CONTIGENCY CALCULATIONS
[13] The parties are common cause in regard to the figures used in the actuarial report. What is in dispute are the contingency percentages. The actuary has deducted a contingency percentage of 5% for accrued loss and 10% for prospective loss. These contingencies have been calculated on the life expectancy between the plaintiff and the deceased
[14] The plaintiff's legal representative's submission is that the contingency percentages used in the actuarial report are correct because the plaintiff is an elderly person.
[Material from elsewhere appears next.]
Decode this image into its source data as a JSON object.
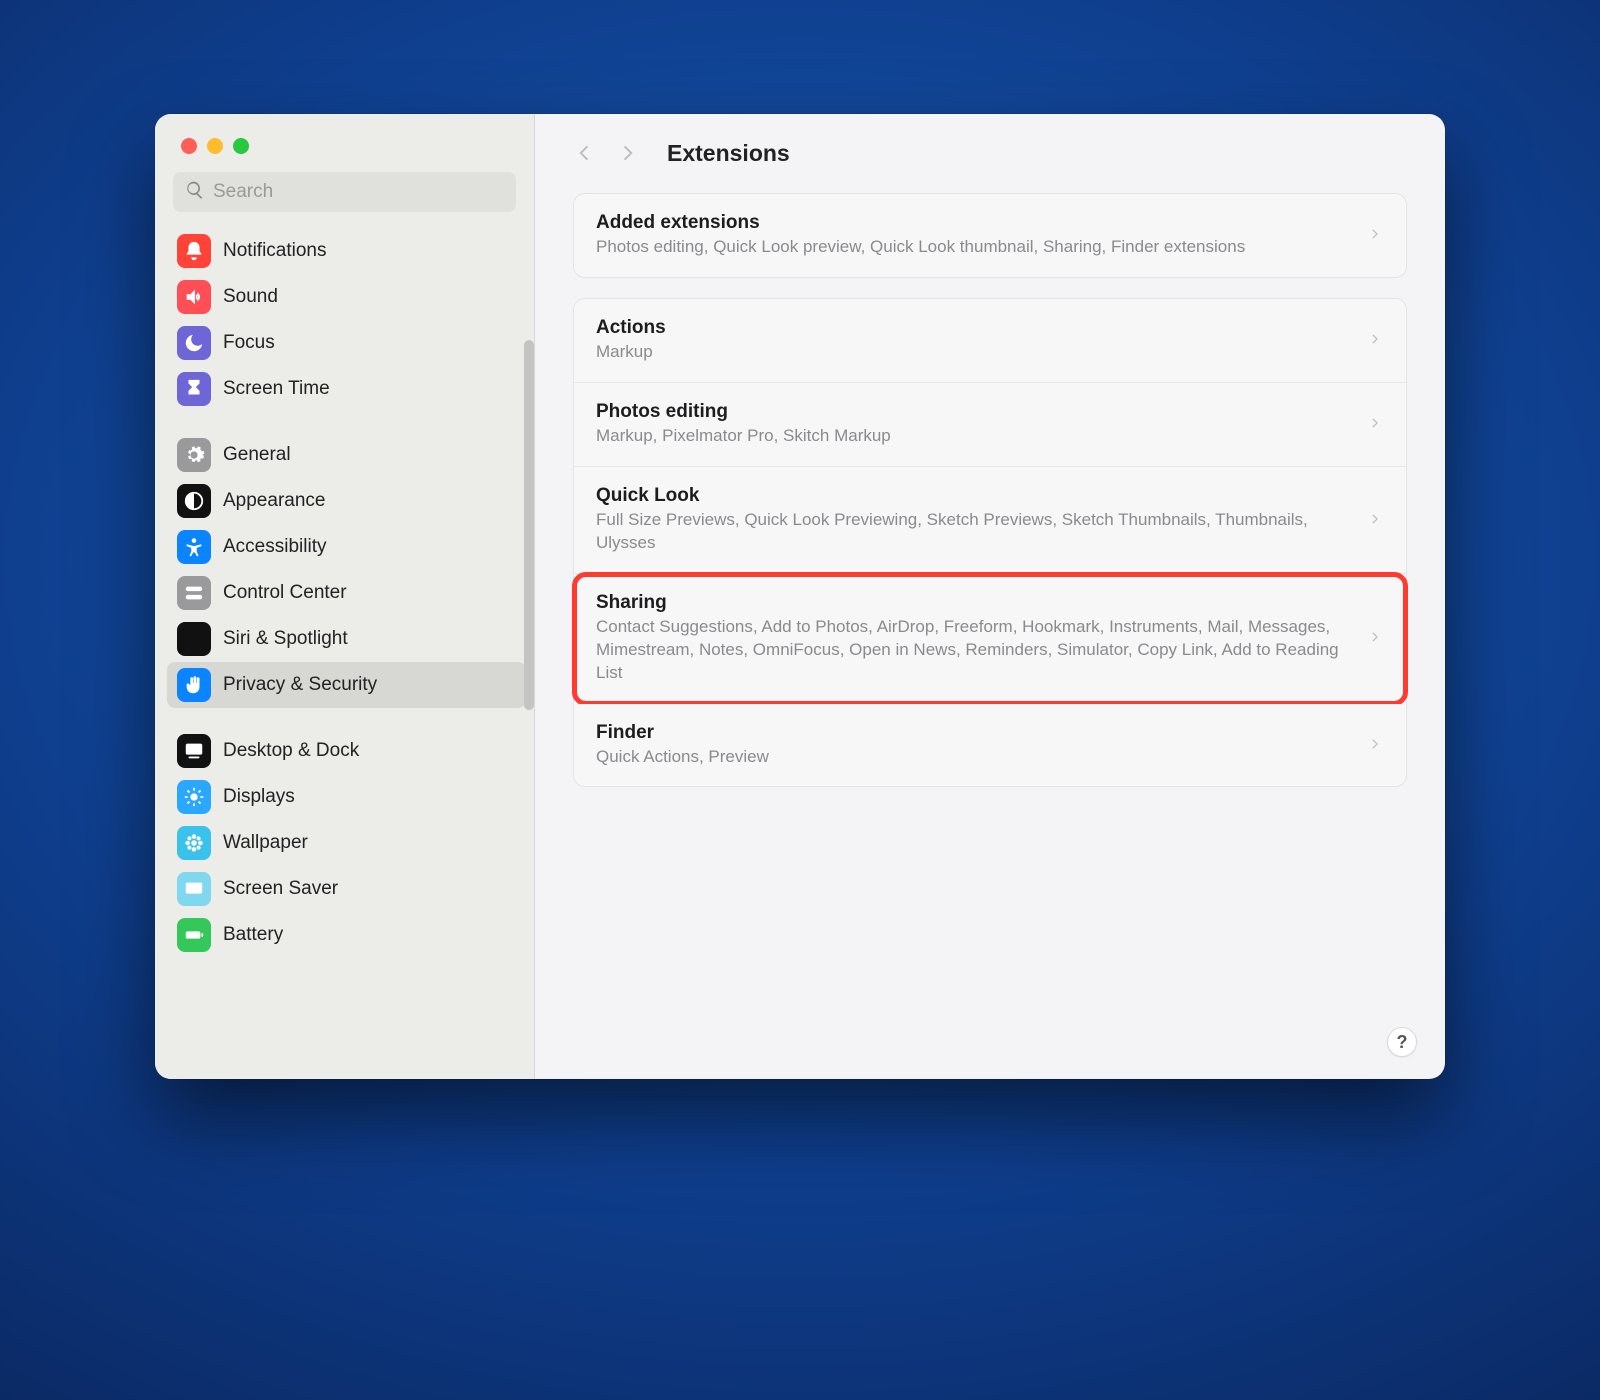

[15] According to the legal representative of the defendant the calculations should have been based on the life expectancy of the plaintiff as such there must be a higher contingency. The possibility of the deceased getting married and having her own family is not factored in, so she argued. She suggests a deduction of 30% for past loss and 45% for future loss.
[16] The parties referred me in this regard to the judgment in R B E v Road Accident Fund 20179/2013 Gauteng Division, Pretoria 15/12/2014 para [39].
[17] It is my view that the contingency calculations in the actuarial report are correct. I find the percentages to be fair and reasonable in the circumstances of this matter. The plaintiff is as a result awarded an amount of R340 690 for damages for loss of support.
[18] I make the following order:
18.1 The plaintiff's claim for damages for loss of support succeeds with costs on a party and party scale.
18.2 The defendant shall pay the sum of R340 690 together with interest at the rate of 9% per annum to the plaintiff after fourteen court days from date of this order to date of payment
E.M. KUBUSHI
JUDGE OF THE HIGH COURT
APPEARANCES:
HEARD ON THE: 09 February 2017
DATE OF JUDGMENT: 28 February 2017
PLAINTIFF'S COUNSEL: Mr. H.W. Theron
PLAINTIFF'S ATTORNEYS: H W Theron Inc.